The lessons we learned at the BIK are profound (and extremely counter-cultural). Here are six properties that I think made the BIK work for us:
• It requires an initial leap of faith. When a girl first steps into the BIK naked (a lot of girls start out showering in their bathing suits, and then there’s that day when they “take it all off”), it’s scary. You have to pretend you feel fine when you really don’t, hoping that pretending turns into the real thing. It does.
• There’s a culture of support. The large culture makes you feel inadequate, and the truth is that the constant competition is exhausting. The BIK is a relief from that. Everyone who steps into the BIK is affirming an implicit covenant: We support one another. Being naked was (or is) difficult for every single one of us – and that creates a feeling of safety.
• It’s multigenerational. The larger culture is pretty age-segregated, so the 8-to-25-year-old population of the BIK is unique. For younger girls, being able to identify with older females is a source of pride. The older girls and counselors, for their part, know that they are role models for the young showerers, and having that “responsibility” provides a potent incentive to be, as one counselor told me, “positive and open and free about our bodies.”
• The BIK is a reality check. Showering with dozens of other females over the course of a summer means that you see bodies of all different shapes and sizes. It cures you of the oppressive belief that you’re the only one who is imperfect. Hannah, 16, recalls one shower during which every girl put forward her largest physical insecurity. Hannah’s overwhelming memory is that she hadn’t noticed any of these things – a mole on the backside of someone’s ear,
different- colored nipples, a faint unibrow. “It suddenly occurred to me that the things I obsessed about, other people weren’t noticing about me, either,” Hannah says.
• It’s pushing back against American culture. It’s unbelievable – and tragic – to realize that it’s actually subversive for females to feel okay about their bodies, to take back our right to feel even adequate. As one of my friends said, “We should be arrested for feeling this good about ourselves.”

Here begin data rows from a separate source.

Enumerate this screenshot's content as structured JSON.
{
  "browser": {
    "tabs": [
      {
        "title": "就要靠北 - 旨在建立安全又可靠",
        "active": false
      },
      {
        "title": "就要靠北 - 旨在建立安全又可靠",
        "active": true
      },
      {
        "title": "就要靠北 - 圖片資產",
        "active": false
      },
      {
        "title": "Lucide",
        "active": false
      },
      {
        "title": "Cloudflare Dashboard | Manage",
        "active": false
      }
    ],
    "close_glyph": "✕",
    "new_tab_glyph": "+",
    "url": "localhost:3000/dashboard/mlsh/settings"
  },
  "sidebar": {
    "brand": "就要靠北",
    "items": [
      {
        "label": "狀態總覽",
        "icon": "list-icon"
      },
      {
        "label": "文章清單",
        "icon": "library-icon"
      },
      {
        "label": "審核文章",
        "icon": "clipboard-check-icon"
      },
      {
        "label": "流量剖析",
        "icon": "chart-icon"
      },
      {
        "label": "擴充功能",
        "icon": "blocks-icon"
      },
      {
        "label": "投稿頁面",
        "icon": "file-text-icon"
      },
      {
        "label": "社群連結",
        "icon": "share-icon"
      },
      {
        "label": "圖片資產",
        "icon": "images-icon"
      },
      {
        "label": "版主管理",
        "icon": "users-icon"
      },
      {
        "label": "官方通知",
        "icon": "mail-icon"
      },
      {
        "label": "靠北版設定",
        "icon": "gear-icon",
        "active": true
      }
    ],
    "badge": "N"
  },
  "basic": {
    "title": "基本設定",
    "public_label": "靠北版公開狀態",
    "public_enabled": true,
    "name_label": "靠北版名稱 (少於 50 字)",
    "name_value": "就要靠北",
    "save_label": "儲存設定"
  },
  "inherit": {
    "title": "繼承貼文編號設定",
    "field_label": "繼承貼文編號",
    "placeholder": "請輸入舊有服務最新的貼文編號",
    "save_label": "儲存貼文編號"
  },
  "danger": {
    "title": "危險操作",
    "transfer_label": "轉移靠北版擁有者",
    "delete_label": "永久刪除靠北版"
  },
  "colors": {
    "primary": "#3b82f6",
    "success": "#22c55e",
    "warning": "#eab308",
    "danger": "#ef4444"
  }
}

• It’s joyful! When you’re naked in the shower and your whole self is out there for everyone to see, you basically have nothing more to lose. You can regress to the years before you learned to feel insecure about your body and, like a toddler, just enjoy the opportunity to run around nude. It’s pure liberation.
Showering in the BIK is affirming, empowering, and fun, and it gives us the tools we need to keep working at the ongoing struggle for self-acceptance. The greatest challenge is during the winter months, when, lonely under the showerhead, you begin to feel too fat, or too flat, and you have to work to recall the lessons of the BIK.
“At home I try to spread the BIK just by being completely accepting of people – in every way, but especially physically,” said Toni. “Everyone has the potential to be comfortable with her body, but not everyone has the privilege.”